A city's community gardens can be as diverse as its communities of gardeners. Some choose to solely grow flowers, others are nurtured communally and their bounty shared, some have individual plots for personal use, while others are equipped with raised beds for disabled gardeners.
Community gardens encourage an urban community's food security, allowing citizens to grow their own food or for others to donate what they have grown.The gardens also combat two forms of alienation that plague modern urban life, by bringing urban gardeners closer in touch with the source of their food, and by breaking down isolation by creating a social community.

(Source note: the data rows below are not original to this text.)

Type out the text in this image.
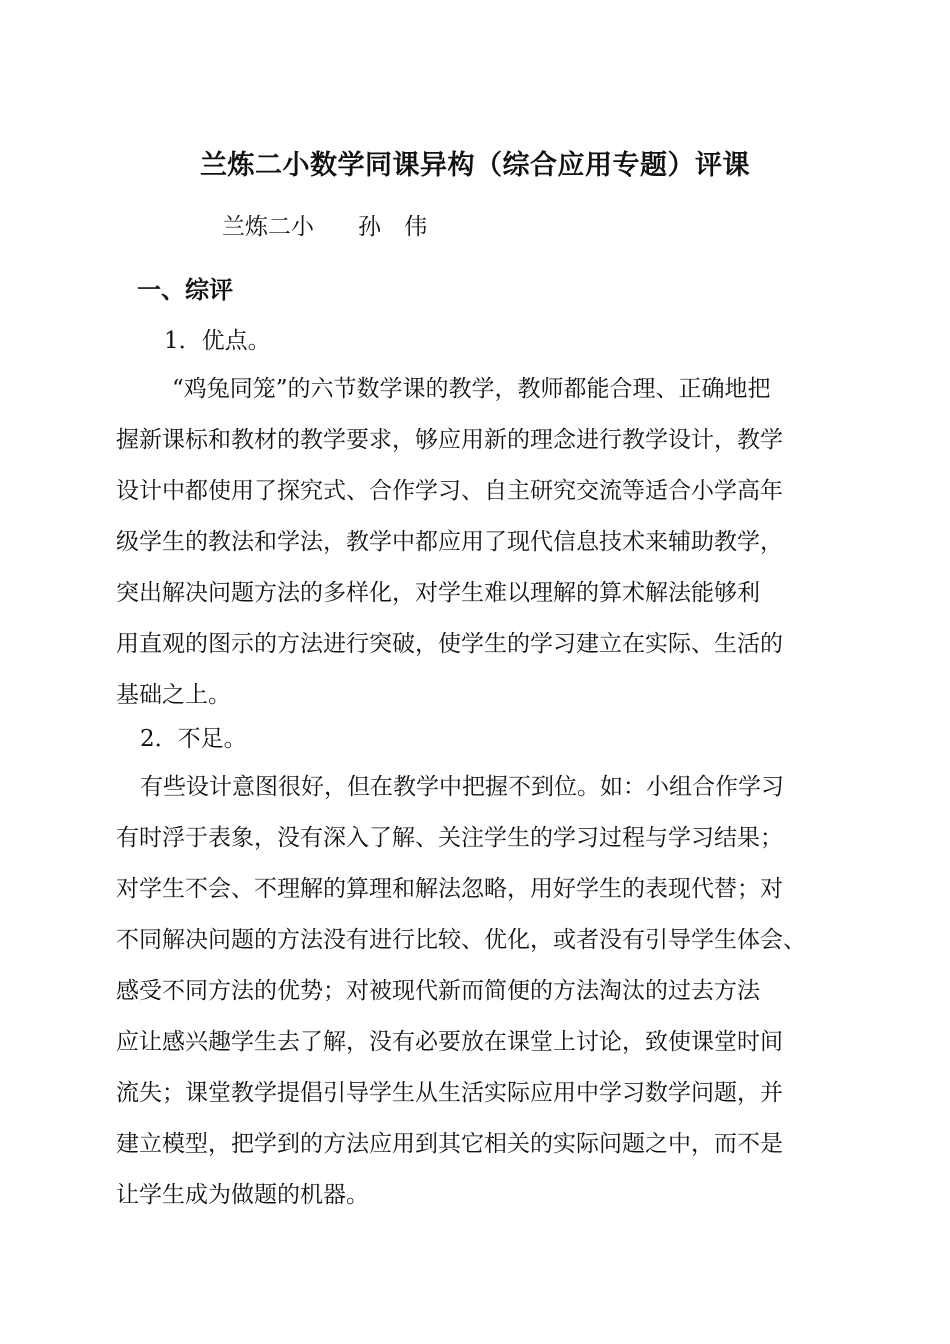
兰炼二小数学同课异构（综合应用专题）评课
兰炼二小 孙 伟
一、综评
1．优点。
“鸡兔同笼”的六节数学课的教学，教师都能合理、正确地把
握新课标和教材的教学要求，够应用新的理念进行教学设计，教学
设计中都使用了探究式、合作学习、自主研究交流等适合小学高年
级学生的教法和学法，教学中都应用了现代信息技术来辅助教学，
突出解决问题方法的多样化，对学生难以理解的算术解法能够利
用直观的图示的方法进行突破，使学生的学习建立在实际、生活的
基础之上。
2．不足。
有些设计意图很好，但在教学中把握不到位。如：小组合作学习
有时浮于表象，没有深入了解、关注学生的学习过程与学习结果；
对学生不会、不理解的算理和解法忽略，用好学生的表现代替；对
不同解决问题的方法没有进行比较、优化，或者没有引导学生体会、
感受不同方法的优势；对被现代新而简便的方法淘汰的过去方法
应让感兴趣学生去了解，没有必要放在课堂上讨论，致使课堂时间
流失；课堂教学提倡引导学生从生活实际应用中学习数学问题，并
建立模型，把学到的方法应用到其它相关的实际问题之中，而不是
让学生成为做题的机器。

It has also been found that active communities experience less crime and vandalism.
Like traditional public parks, most community gardens are open to the public, and provide green space in urban areas, along with opportunities for social gatherings, beautification, education and recreation. However, in a key difference, community gardens are managed and maintained with the active participation of the gardeners themselves, rather than tended only by a professional staff. A second difference is food production: Unlike parks, where plantings are ornamental (or more recently ecological), community gardens often encourage food production by providing gardeners a place to grow vegetables and other crops. To facilitate this, a community garden may be divided into individual plots or tended in a communal fashion, depending on the size and quality of a garden and the members involved.
Community gardens vary widely throughout the world. In North America, community gardens range from familiar "victory garden" areas where people grow small plots of vegetables, to large "greening" projects to preserve natural areas, to tiny street beautification planters on urban street corners. In Europe, closely related "allotment gardens" can have dozens of plots, each measuring hundreds of square meters and rented by the same family for generations. In the developing world, commonly held land for small gardens is a familiar part of the landscape, even in urban areas, where they may function as mini-truck farms.
For all their diversity, however, most community gardens share at least four elements in common: Land (or a place to grow something); plantings; gardeners; and some sort of organizing arrangements.
Land for a community garden can be publicly or privately held. One strong tradition in American community gardening in urban areas is cleaning up abandoned vacant lots and turning them into productive gardens. Alternatively, community gardens can be seen as a health or recreational amenity and included in public parks, similar to ball fields or playgrounds. Historically, community gardens have also served to provide food during wartime or periods of economic depression. Access to land and security of land tenure remains a major challenge for community gardeners and their supporters throughout the world, since in most cases the gardeners themselves do not own or control the land directly.
Two national surveys sponsored by the American Community Gardening Association in the late 1980s and mid-1990s, and other research, strongly support the observation that there is no "standard" community garden plot size, at least in the United States and Canada. Individual plot sizes vary widely depending on many factors, including location, land available for gardening, demand, physical and time limitations of the gardeners, among others. As a general rule, North American community garden plots so tend to be smaller than European allotments. 6m × 6m (20ft × 20ft) is one common plot size (larger gardens in parks); 3m × 3m (10ft × 10 ft) or 3m × 4.5 m (10 ft × 15 ft) is another (inner city gardens on small lots).
While food production is central to many community and allotment gardens, not all have vegetables as a main focus. Restoration of natural areas and native plant gardens are also popular, as are "art" gardens. Many gardens have several different planting elements, and combine plots with such projects as small orchards, herbs and butterfly gardens. Individual plots can become "virtual" backyards, each highly diverse, creating a "quilt" of flowers, vegetables and folk art.
Gardeners may form a grassroots group to initiate the garden, such as the Green Guerrillas of New York City, or a garden may be organized "top down" by a municipal agency. The community gardening movement in North American prides itself on being inclusive, diverse, pro-democracy, and supportive of community involvement. Gardeners may be of any cultural background, young or old, new gardeners or seasoned growers, rich or poor. A garden may have only a few people active, or hundreds.
Finally, all community gardens have a structure. The organization depends in part on whether the garden is "top down" or "grassroots". There are many different organizational models in use for community gardens. Some elect boards in a democratic fashion, while others can be run by appointed officials. Some are managed by a Non-profit organizations, such as a community gardening association, a church, or other land-owner; others by a city's recreation or parks department, a school or University. In most cases, gardeners are expected to pay annual dues to help with garden upkeep, and the organization must manage these fees. The tasks in a community garden are endless - keeping up the area's appearance, mulching paths, recruiting new members, reminding members to tend plots when they get weedy, fundraising, the list goes on... Sensible rules and an 'operations manual' are both invaluable tools, and ideas for both are available at ACGA and other sites.